Rare gun violence. At least 15 people were killed in a mass shooting at Charles University in Prague on Thursday. Police said the shooter, a 24-year-old student at the university, was “eliminated,” and they are investigating his motive. Before the attack, the gunman also killed his father in their family home in Kladno, outside of Prague. Local authorities do not suspect any links to extremist groups.

The attack was one of the Czech Republic’s worst mass shootings in its history. Prime Minister Petr Fiala expressed his “deepest condolences” for the victims and their loved ones on X, announcing that he would cut short his trip to Olomouc in order to attend an extraordinary government meeting on the situation.

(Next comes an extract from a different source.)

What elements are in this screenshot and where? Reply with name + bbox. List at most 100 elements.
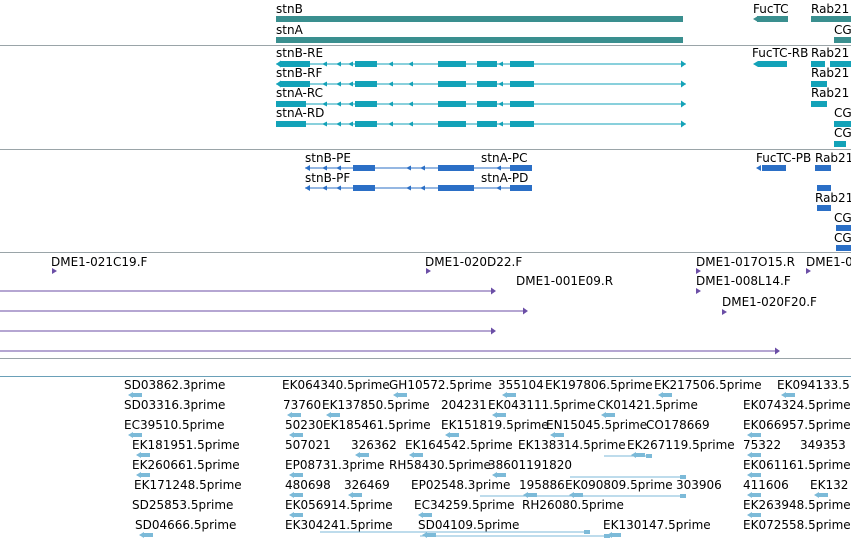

Economic protests. Argentine President Javier Milei faced significant public unrest on Wednesday when thousands of people took to Buenos Aires’s streets to protest his economic shock policies. In an effort to decrease public spending, Milei last week announced cuts to subsidies, the closure of multiple government ministries, and a devaluation of the peso by more than 50 percent to the U.S. dollar.

This is Milei’s first major test since coming to power on Dec. 10, and he tried to preempt it last week by announcing new restrictions on demonstrators. Although some people are protesting, Milei’s political and economic reform promises found sizable support in a country plagued by high inflation, staggering poverty, and political corruption. However, “the paradox of populism is that it often identifies real problems but seeks to replace them with something worse,” history professor Federico Finchelstein wrote in Foreign Policy.


Odds and Ends

Ninety seconds could make or break your future—or so a group of South Korean teenagers are arguing. On Tuesday, aspiring college students sued the government after their college admissions exam ended a minute and a half early. They are asking for $15,400 per student, or the cost of a year’s studying to retake the exam, considered one of the hardest tests in the world.